- Giulia Pullano – Department of Biology, Georgetown University, Washington, DC, USA
- Andrew Tiu – Department of Biology, Georgetown University, Washington, DC, USA
- Jelena Srebric – Department of Mechanical Engineering, University of Maryland, College Park, MD, USA
- Donald K. Milton – School of Public Health, University of Maryland, College Park, MD, USA
- Linsey C. Marr – Department of Civil and Environmental Engineering, Virginia Tech, Blacksburg, VA, USA
- Shweta Bansal – Department of Biology, Georgetown University, Washington, DC, USA
This repository contains the code (and processed datasets, to be added) supporting the manuscript:
Human Behavior and Built Environments Drive Influenza Seasonality in the US.
The study investigates how human behavioral patterns and built environment characteristics jointly shape the timing and spatial structure of influenza seasonality across the United States.
Specifically, we integrate:
- School calendar timing
- Human mobility networks
- Indoor ventilation dynamics
- Weather variability
- Housing characteristics
- Social vulnerability indicators
These drivers are incorporated into a spatially explicit, age-structured stochastic SEIR metapopulation model to quantify their relative contributions to influenza seasonal dynamics.
The framework enables evaluation of how behavioral and environmental mechanisms modulate epidemic timing, synchrony, and geographic diffusion.
We developed a stochastic, spatially explicit, age-structured SEIR metapopulation model at the U.S. county level to mechanistically evaluate drivers of influenza seasonality. The model incorporates three transmission pathways—local transmission within counties, importation from visiting infectious individuals, and infection acquired during travel and reintroduced upon return—using county-level mobility networks and age-specific contact matrices (two age classes: 5–18 and 18–65). School-term forcing modulates age-specific contact rates, and the baseline transmission parameter (β₀) was calibrated to reproduce observed national incidence patterns (weeks 31–6).
The model was initialized using observed county-level summer incidence to preserve realistic spatial heterogeneity. We systematically evaluated mechanistic contributions by sequentially adding (i) spatial connectivity, (ii) connectivity with school-term forcing, and (iii) local transmissibility modulation capturing crowding and ventilation effects through a residual transmission enhancement framework. Model performance was assessed based on its ability to reproduce observed epidemic onset timing patterns (2016/17–2019/20 seasons).
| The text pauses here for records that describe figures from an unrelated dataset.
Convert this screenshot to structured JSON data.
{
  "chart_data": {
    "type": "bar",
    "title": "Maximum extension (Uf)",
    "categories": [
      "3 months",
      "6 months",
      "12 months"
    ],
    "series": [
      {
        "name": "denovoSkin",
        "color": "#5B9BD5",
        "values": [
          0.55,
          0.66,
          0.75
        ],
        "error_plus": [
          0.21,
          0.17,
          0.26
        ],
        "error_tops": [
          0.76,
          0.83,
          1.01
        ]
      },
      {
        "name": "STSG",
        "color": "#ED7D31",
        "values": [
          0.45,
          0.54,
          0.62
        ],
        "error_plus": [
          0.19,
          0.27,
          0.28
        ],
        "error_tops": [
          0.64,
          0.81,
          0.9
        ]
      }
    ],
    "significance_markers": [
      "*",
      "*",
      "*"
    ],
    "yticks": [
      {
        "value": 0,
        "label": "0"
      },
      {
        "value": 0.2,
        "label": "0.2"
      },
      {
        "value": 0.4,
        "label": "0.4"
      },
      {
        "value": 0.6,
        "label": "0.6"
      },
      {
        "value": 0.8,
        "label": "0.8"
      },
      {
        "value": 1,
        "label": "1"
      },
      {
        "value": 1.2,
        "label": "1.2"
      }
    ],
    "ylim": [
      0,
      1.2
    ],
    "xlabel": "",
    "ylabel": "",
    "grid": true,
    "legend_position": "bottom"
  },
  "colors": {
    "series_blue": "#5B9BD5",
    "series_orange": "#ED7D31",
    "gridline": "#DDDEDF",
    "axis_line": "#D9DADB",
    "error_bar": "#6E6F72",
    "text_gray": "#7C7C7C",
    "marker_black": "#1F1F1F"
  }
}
We implemented generalized linear regression models to quantify the associations between summer influenza incidence and epidemic onset timing with hypothesized seasonal drivers, including regional mixing, indoor social mixing, and built-environment characteristics. All predictors were z-normalized, multicollinearity was assessed using variance inflation factors (VIF > 5 excluded), and Driscoll–Kraay heteroskedasticity- and autocorrelation-consistent standard errors were used to account for spatial and temporal dependence across U.S. counties (2016/17–2019/20 seasons).
If you use this code, please cite:
Pullano G, Tiu A, Srebric J, Milton DK, Marr LC, Bansal S.
Human Behavior and Built Environments Drive Influenza Seasonality in the US.
(Full citation will be updated upon publication.)